Estas innovaciones tecnológicas rompen las barreras del tiempo y del espacio. Del tiempo, en la medida en que, en una cinta de vídeo, podemos ver "viva" a una persona que ya murió. Del espacio, porque lo que pasa en China entra por la TV a la sala de nuestra casa.
¿Como valor, la globalización es positiva? De un lado, sí. Gracias a ella las guerras entre naciones se vuelven más difíciles. Basta ver el papelón que Estados Unidos y el Reino Unido hacen en Iraq. En nombre de la democracia, asesinan niños y torturan sin escrúpulos, y todo es exhibido en el horario de mayor audiencia.

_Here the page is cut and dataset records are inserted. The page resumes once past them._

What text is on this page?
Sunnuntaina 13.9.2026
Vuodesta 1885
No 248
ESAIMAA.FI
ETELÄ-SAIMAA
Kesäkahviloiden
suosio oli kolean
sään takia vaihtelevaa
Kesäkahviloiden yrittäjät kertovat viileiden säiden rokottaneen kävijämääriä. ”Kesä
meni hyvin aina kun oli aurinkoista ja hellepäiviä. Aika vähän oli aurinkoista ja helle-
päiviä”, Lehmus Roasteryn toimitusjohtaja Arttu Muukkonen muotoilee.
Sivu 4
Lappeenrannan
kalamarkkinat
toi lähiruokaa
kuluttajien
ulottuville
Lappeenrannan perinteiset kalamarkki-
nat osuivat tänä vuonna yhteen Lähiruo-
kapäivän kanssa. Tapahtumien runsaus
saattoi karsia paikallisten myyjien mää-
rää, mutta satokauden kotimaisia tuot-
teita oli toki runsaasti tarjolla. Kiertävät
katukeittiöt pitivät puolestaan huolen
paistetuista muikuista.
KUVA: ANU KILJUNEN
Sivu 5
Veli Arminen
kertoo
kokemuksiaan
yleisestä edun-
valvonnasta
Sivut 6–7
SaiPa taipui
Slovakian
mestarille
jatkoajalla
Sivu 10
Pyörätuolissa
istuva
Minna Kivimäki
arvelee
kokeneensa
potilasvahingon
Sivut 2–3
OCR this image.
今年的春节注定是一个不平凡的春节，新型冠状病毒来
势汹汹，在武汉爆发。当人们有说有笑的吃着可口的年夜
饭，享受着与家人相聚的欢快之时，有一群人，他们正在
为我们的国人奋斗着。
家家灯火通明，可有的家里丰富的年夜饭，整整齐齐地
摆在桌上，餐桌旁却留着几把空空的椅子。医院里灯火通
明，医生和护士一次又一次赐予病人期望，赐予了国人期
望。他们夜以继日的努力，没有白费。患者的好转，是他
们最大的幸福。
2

La globalización tiene sus sombras y luces. Destruye las culturas propias de cada pueblo y nación, corroe los valores étnicos y éticos, privilegia la especulación en detrimento de la producción. Por otro lado, vuelve más vulnerable al capitalismo. Hoy, una caída de la Bolsa de Nueva York repercute en todo el mundo.
Bajo la avalancha electrónica que reduce la felicidad al consumo, entramos por dos callejones sin salida. El primero, el mimetismo: tendencia a imitar. "Lo que es bueno para Estados Unidos es bueno para Brasil", dicen algunos. Nuestra cultura es reducida a mero entretenimiento de quien se acerca a la parafernalia expuesta en las vitrinas de los centros comerciales. Recorremos aceleradamente el trayecto que conduce de la esbeltez física a la ostentación pública de bienes, haciendo como que nada tenemos que ver con la deuda social.
Al segundo callejón se entra por el fanatismo religioso y por la intolerancia que insiste en ignorar el pluralismo y la democracia, no sólo como igualdad de derechos y oportunidades sino también como derecho de ser diferente.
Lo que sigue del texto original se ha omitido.